I agree with Matthew -- our WordX_toWordY primitives handle coercions
nicely. It was simply a bug in the packed representation stuff that
led to the cast problem.
The Rssa and Machine ILs already have subtyping which lets one change
the type of a value in a safe way. For example, the type 0x1:32
(which is a singleton type whose only value is the 32-bit integer 1)
is a subtype of the sum type 0x0:32 + 0x1:32. We use casts to change
the type of a value (not its representation) when the type system
isn't good enough. Here are the casts we do.
* from a sum type to one of the summands. This is in general unsafe,
but the idea is that the representation pass introduces the casts
only immediately after a test on the tag bits.
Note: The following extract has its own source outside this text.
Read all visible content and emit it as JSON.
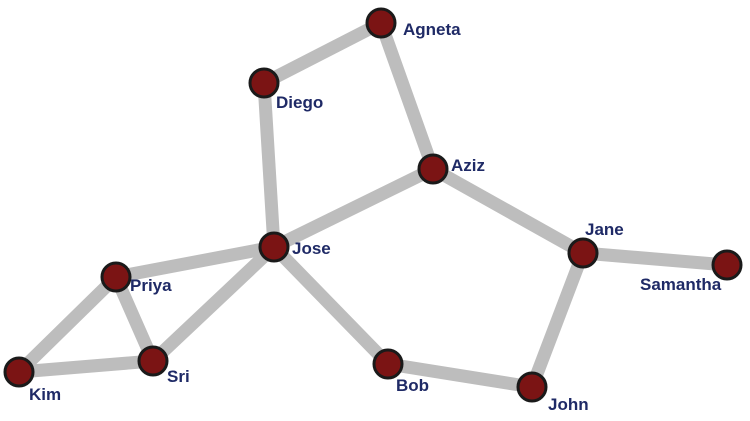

So, a little local
reasoning can prove them safe, and maybe even someday the type
checker will.
* from an IntInf to a vector or a word. These are unsafe casts that
are used in the implementation of IntInf. We rely on our SML code
in the basis implementation of IntInf to get these correct.
However, the new packed representation pass will now do exactly the
right thing for the type
datatype t = Big of word vector | Small of Int31.int
That is, it will represent IntInf exactly as we do now, with a
single tag bit, where 0 indicates a word vector or 1 indicates a
31-bit int. So, we could conceivably clean up our IntInf
implementation to use this.
* from a sum type to a word so that we can look at the tag bits. This
is safe.
* from an array to a vector. This one is weird because it is
connected with a change of the object's header. All quite unsafe.
We rely on the SML code in the basis library to get this right.
* from a heap pointer to an internal pointer. This is done for array
address computations which are unsafe.
* between words and ints. These should be totally safe.